The Framingham study showed a significant reduction in circulating blood metabolites
after aerobic exercise, which resulted in insulin resistance, body inflammation, and
oxidative stress. Metabolites related to cardio-cerebral vascular protection were
significantly increased [52].
Improving lifestyles and preventing and controlling multiple risk factors are still
primary prevention measures for cardiovascular disease, which can effectively reduce
the probability of adverse cardiovascular events [53].
Hamdy et al. (2005) found that long-term regular aerobic exercise delayed and
reversed the process of vascular aging [54]. Our study
showed that arterial stiffness in individuals with different smoking statuses were
significantly immediately decreased after exercise compared with before exercise.
However, this might not be a continuous change. If the exercise time is prolonged
and the exercise frequency is increased, arterial stiffness may be maintained.

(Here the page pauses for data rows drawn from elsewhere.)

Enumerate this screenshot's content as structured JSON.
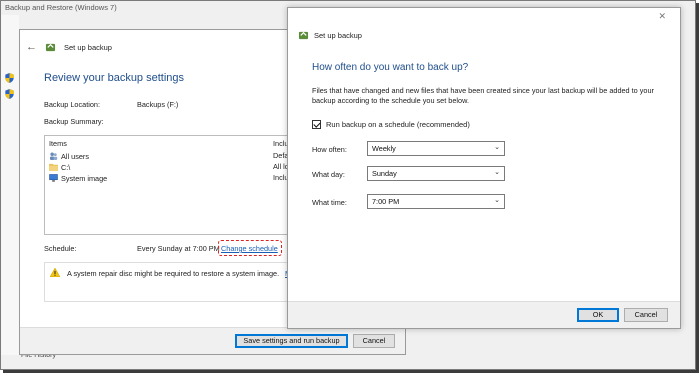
{
  "background_window": {
    "title": "Backup and Restore (Windows 7)",
    "bottom_text": "File History"
  },
  "wizard": {
    "header_label": "Set up backup",
    "heading": "Review your backup settings",
    "backup_location_label": "Backup Location:",
    "backup_location_value": "Backups (F:)",
    "backup_summary_label": "Backup Summary:",
    "items_header": "Items",
    "included_header": "Included in",
    "items": [
      {
        "name": "All users",
        "included": "Default Win",
        "icon": "users-icon"
      },
      {
        "name": "C:\\",
        "included": "All local dat",
        "icon": "folder-icon"
      },
      {
        "name": "System image",
        "included": "Included",
        "icon": "monitor-icon"
      }
    ],
    "schedule_label": "Schedule:",
    "schedule_value": "Every Sunday at 7:00 PM",
    "change_schedule": "Change schedule",
    "warning": "A system repair disc might be required to restore a system image.",
    "warning_link": "M",
    "save_button": "Save settings and run backup",
    "cancel_button": "Cancel"
  },
  "dialog": {
    "header_label": "Set up backup",
    "heading": "How often do you want to back up?",
    "description": "Files that have changed and new files that have been created since your last backup will be added to your backup according to the schedule you set below.",
    "checkbox_label": "Run backup on a schedule (recommended)",
    "checkbox_checked": true,
    "how_often_label": "How often:",
    "how_often_value": "Weekly",
    "what_day_label": "What day:",
    "what_day_value": "Sunday",
    "what_time_label": "What time:",
    "what_time_value": "7:00 PM",
    "ok_button": "OK",
    "cancel_button": "Cancel",
    "close_glyph": "✕"
  },
  "colors": {
    "heading_blue": "#1f4e8c",
    "link_blue": "#1a5fb4",
    "highlight_red": "#dd2222"
  }
}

Therefore, smokers can adopt a healthy lifestyle such as aerobic exercise to improve
arterial stiffness, delay vascular aging, and reduce the damage to blood vessels
caused by smoking.
This study has some limitations: (1) This was a cross-sectional study that was
performed to examine the causal relationships between various factors and the
difference in baPWV before and after exercise. (2) We did not find a
dose–response relationship of the change in baPWV after aerobic exercise,
possibly because we had difficulty in determining the specific number of cigarettes
smoked per day. The number of cigarettes smoked was treated as a classification
variable (1–10, 11–20, 21–30, 31–40, and>40
cigarettes/day). Therefore, it is difficult to observe a
dose–response relationship. (3) We used baPWV as a measurement of arterial
stiffness instead of carotid–femoral pulse wave velocity, which is the gold
standard. The validity and accuracy of baPWV against carotid–femoral pulse
wave velocity have been demonstrated in previous studies [55], and the American Heart Association has also recommended baPWV as a
common indicator for arterial stiffness [56]. (4) The
study was conducted only in men, and findings could not be readily generalizable to
female working populations or to workers in other settings or other countries. (5)
Because of space and personnel constraints, the timing of baPWV measurement after
aerobic exercise could not be unified. But baPWV was measured immediately (or as
soon as possible) after aerobic exercise. In addition, when evaluating the
short-term effect of acute aerobic exercise on arterial stiffness, we adjusted for
the timing of baPWV measurement.
In summary, this study shows that a single aerobic exercise can immediately decrease
baPWV in individuals with different smoking statuses. Additionally, compared with
non-smokers, baPWV decreased more significantly in light and heavy smokers.